All recreational fishers have an attachment to their local waterway, and sometimes all that is needed to ignite that flicker of motivation within them is other people who feel the same and want to do something about it. This is where the OzFish Chapter is born.
We bring people together and give them the resources to go out and make habitat a priority in the waters they call their backyard, with their only reward being that local fish populations will one day be better off than they are now.

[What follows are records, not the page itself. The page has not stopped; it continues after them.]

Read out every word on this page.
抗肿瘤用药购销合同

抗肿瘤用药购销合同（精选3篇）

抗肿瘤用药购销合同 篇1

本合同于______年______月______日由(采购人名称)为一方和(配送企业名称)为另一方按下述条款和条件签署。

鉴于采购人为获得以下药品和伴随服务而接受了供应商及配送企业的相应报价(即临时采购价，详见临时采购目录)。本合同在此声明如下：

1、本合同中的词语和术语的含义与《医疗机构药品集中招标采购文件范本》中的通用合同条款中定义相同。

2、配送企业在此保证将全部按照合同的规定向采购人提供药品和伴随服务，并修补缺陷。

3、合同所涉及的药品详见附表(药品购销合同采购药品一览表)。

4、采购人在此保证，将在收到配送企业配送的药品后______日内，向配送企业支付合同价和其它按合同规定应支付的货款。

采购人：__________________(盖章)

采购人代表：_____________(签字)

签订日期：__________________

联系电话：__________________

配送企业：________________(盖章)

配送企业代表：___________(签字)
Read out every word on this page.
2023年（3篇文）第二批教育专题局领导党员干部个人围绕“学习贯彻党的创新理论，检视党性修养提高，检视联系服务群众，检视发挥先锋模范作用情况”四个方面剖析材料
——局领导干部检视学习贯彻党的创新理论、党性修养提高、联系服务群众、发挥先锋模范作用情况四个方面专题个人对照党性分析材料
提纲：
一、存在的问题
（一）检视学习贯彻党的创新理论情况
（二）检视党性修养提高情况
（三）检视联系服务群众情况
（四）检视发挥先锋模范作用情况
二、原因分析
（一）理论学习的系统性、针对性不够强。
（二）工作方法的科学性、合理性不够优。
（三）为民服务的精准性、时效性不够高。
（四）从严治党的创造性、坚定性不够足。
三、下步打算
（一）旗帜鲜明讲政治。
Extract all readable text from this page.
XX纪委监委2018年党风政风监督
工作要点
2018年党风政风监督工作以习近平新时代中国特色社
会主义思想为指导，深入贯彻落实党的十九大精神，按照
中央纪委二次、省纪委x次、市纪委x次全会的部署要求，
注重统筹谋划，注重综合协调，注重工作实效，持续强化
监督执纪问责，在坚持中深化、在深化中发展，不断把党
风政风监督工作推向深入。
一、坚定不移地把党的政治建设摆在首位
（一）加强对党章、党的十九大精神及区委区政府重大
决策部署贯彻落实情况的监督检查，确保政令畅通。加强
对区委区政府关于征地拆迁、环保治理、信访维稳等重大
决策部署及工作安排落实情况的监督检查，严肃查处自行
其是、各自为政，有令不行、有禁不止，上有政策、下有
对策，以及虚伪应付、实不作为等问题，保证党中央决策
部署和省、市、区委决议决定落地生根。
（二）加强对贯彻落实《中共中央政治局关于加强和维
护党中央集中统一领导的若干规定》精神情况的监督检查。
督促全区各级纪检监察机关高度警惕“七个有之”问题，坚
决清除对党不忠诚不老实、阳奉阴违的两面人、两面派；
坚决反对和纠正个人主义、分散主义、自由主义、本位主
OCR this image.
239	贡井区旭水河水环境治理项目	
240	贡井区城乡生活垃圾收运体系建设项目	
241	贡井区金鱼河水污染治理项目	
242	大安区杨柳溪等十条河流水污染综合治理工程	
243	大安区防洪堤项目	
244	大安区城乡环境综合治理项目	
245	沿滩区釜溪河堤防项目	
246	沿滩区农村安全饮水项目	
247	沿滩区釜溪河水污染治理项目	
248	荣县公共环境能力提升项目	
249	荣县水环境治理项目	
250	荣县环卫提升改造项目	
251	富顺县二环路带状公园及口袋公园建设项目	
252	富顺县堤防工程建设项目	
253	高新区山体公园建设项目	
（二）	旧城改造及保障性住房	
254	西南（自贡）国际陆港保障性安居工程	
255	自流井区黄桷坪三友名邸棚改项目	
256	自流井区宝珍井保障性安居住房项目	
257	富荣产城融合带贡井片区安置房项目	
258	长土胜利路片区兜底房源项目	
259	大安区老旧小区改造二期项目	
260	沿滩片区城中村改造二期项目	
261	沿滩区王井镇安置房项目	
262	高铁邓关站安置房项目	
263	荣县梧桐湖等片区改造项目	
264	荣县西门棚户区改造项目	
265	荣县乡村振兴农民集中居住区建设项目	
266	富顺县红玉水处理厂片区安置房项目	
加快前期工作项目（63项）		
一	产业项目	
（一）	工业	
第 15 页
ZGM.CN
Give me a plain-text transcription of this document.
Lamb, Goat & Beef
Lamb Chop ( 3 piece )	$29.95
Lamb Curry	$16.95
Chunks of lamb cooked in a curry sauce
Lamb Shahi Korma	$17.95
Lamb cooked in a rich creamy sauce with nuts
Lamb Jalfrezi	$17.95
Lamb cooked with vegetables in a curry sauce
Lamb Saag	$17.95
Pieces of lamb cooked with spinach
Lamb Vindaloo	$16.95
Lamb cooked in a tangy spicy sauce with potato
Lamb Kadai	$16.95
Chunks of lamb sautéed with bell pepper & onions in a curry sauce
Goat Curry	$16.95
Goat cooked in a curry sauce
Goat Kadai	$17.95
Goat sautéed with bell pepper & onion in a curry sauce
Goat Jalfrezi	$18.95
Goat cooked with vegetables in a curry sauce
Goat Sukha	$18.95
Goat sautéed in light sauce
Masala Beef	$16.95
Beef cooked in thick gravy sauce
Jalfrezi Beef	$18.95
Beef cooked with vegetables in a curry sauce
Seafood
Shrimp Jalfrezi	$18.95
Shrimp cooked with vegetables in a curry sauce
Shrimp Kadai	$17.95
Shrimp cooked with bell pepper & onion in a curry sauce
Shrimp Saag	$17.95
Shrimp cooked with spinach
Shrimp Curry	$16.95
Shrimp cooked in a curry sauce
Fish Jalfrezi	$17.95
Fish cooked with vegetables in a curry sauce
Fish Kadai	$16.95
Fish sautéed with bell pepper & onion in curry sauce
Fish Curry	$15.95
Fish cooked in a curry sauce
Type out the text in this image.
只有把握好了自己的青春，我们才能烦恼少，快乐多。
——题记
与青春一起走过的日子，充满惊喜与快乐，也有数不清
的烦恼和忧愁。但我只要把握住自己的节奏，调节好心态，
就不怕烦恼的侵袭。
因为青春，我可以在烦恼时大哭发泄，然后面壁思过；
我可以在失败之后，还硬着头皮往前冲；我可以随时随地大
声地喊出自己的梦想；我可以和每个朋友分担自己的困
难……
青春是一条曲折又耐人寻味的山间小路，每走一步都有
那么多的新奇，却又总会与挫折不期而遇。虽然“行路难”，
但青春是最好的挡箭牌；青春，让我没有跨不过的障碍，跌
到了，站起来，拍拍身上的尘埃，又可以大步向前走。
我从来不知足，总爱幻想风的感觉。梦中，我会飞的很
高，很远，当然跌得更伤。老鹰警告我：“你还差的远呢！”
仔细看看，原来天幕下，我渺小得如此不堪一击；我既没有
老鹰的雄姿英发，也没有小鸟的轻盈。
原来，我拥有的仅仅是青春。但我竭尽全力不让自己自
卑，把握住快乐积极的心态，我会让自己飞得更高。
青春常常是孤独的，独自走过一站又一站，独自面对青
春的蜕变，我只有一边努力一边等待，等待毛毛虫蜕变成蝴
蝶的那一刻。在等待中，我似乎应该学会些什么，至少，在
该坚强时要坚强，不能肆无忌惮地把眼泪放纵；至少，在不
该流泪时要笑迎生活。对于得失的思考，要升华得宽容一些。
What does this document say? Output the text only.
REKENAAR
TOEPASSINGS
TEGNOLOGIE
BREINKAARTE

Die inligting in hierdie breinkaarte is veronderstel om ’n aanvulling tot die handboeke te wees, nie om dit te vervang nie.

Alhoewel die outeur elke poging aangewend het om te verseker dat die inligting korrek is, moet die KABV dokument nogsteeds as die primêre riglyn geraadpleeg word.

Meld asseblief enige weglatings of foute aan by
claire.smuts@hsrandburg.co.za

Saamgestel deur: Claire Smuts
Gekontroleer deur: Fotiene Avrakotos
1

Unfortunately, we still face habitat threats that impact our precious fish species. We aren’t naïve to the problem that we have chosen to solve. Yet, the solutions we have in place, and the projects we have up and running across the country, has us well placed to make a difference. For instance:
River Repair Buses
In a few short years we has demonstrated what is possible. We now has a fleet of River Repair Buses transporting equipment and volunteers to sites across the Murray-Darling Basin. They keep a constant eye on the state of our inland waterways, replanting natives on riparian zones, clearing litter, weeding, developing major resnagging work, facilitating citizen science programs and supporting emergency fish recovery efforts in times of drought, fire, and flood. In the last 12 months, OzFish has deployed 257 woody snags and 215 rocky reefs to provide this healthy complex habitat to our inland rivers.
Seagrass Restoration
OzFish members are also delivering the country’s largest community-driven seagrass restoration initiative. It supports more than 400 volunteers a year to reseed more than one million seagrass seeds to where they are most needed in Cockburn Sound for vital pink snapper breeding grounds. This has led to other seagrass programs in every other state.
Our innovative seagrass restoration trail in Tasmania is working with researchers from the CSIRO to test Environmentally Friendly Moorings (EFMs). Traditional anchors can damage delicate habitats, especially seagrass beds but EFMs benefits boat owners as they are easier to use and require less effort without damaging delicate seagrass beds.
Trees for Fish
The vegetation alongside waterways also plays a vital role in the water quality and health of the fishery. Removing invasive weeds, such as willows, and planting native trees and shrubs not only mitigates flooding and erosion but provides Murray cod with shade and a source of food through insect fall. Over the past year, OzFish has planted 39,910 native trees and shrubs along 376km of riverbanks.
Shellfish Revolution
Our shellfish restoration initiatives are making a real difference too, with the flagship program in Moreton Bay recently showing that restoration efforts have resulted in three million new baby oysters and more than four million other creatures living on a previously functionally extinct habitat. And these are just some of the many initiatives taking place across the country.
The results prove community-driven restoration leads to more effective and sustainable outcome. That means healthier waterways are around for us to enjoy now and for future generations.
All these crucial environmental initiatives are just some of the projects behind the powerful momentum that helps OzFish leverage millions of dollars and mobilise Australian communities in repairing our fish habitats.
We’re here to make the right kind of change that makes everyone and everything uniquely Australian. We are here to not only help each other, but to help the environment, in what is the largest community-driven conservation movement Australia has seen.